GREENSBORO — Leigh Hebbard is “really optimistic that there will be some version of a fall season” for high schools, but the Guilford County Schools athletics director says that “everyone’s aware that if you do football without fans, you have no (athletics) program.”
High school athletics in North Carolina were shut down March 13 because of the COVID-19 pandemic. GCS gave its high schools approval Wednesday to resume workouts July 6 with a fairly stringent set of guidelines.
The ultimate goal is to be able to hold athletics contests in the fall, with the season scheduled to start the week of Aug. 17.

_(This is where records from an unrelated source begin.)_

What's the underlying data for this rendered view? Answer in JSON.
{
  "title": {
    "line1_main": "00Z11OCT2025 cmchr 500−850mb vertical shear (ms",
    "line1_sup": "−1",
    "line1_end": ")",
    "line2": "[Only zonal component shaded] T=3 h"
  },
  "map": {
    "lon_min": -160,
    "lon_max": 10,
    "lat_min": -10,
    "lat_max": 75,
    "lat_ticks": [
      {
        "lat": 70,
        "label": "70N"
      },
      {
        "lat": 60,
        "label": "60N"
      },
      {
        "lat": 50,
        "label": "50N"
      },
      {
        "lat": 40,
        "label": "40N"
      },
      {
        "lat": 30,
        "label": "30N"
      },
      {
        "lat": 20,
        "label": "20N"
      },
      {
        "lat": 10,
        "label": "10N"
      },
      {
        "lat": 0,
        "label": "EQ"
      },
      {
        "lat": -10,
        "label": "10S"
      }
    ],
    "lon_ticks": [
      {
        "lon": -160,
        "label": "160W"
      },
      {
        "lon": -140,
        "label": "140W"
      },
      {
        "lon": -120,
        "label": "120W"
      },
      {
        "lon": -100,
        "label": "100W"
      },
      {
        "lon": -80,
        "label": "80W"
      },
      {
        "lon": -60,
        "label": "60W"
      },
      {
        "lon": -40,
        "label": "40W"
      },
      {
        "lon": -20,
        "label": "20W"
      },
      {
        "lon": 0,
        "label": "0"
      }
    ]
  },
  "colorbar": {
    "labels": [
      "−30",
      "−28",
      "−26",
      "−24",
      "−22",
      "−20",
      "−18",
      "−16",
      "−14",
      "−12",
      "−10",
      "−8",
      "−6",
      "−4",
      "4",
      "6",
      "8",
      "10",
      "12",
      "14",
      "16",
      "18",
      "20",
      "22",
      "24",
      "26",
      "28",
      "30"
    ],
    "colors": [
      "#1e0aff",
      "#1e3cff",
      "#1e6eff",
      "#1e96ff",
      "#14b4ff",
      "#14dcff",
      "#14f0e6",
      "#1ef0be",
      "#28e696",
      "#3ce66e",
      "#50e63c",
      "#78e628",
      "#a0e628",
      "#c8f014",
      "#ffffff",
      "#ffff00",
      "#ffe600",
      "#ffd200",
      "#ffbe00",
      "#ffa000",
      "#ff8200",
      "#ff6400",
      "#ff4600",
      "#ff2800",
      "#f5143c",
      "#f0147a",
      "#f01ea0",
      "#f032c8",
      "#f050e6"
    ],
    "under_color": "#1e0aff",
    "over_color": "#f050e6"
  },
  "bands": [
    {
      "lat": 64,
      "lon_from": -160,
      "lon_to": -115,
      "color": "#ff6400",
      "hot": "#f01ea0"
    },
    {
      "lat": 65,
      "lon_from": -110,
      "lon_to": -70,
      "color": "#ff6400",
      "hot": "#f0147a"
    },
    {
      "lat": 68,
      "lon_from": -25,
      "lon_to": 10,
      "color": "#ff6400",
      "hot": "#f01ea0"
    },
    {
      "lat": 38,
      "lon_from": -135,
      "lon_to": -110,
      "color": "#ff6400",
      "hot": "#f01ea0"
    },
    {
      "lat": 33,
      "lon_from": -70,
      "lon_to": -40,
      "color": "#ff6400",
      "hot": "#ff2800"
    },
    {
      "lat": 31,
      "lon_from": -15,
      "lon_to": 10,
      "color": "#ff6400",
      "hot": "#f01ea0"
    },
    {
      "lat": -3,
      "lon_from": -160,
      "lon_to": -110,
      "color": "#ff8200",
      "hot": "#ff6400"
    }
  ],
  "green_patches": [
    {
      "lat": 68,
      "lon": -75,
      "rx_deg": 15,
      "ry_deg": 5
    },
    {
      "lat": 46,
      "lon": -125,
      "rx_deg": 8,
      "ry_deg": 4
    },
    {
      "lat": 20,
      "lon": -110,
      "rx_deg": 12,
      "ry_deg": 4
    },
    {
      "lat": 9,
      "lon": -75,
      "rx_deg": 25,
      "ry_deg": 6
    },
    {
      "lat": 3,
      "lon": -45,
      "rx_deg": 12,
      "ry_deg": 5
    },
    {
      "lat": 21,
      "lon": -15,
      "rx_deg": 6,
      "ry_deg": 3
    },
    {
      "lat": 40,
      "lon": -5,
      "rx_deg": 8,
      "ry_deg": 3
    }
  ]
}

“We’re all really optimistic that there will be some version of a fall season,” Hebbard said today, “but I don’t know that anyone could sit here right now and give you even a rough picture of what that might look like.”
Unless social distancing guidelines are lifted by state government officials, games would have to be held with fewer or no fans in attendance.
“You take some of our larger contests, like a Page-Grimsley football game,” Hebbard said, “and if all of a sudden you can only have let’s say 30 percent (of capacity), that’s a financial problem.”
Football in particular presents challenges on and off the field, but “not having a season would be my biggest concern,” Dudley coach Steven Davis said. “If you think about it, football is one of those sports where you’re either all in or all out, especially with COVID-19. There’s no way you can avoid being close to another person.”
And it’s a sport that is important financially to high schools because of the revenue it generates from admissions, concessions and sponsorships, as well as the fundraising for other sports and extracurricular activities that occur at games.
“That’s what drives the financial engine of an athletics program, along with basketball,” Hebbard said. “You play those with no fans and you have no money to run your program and you have some real problems.”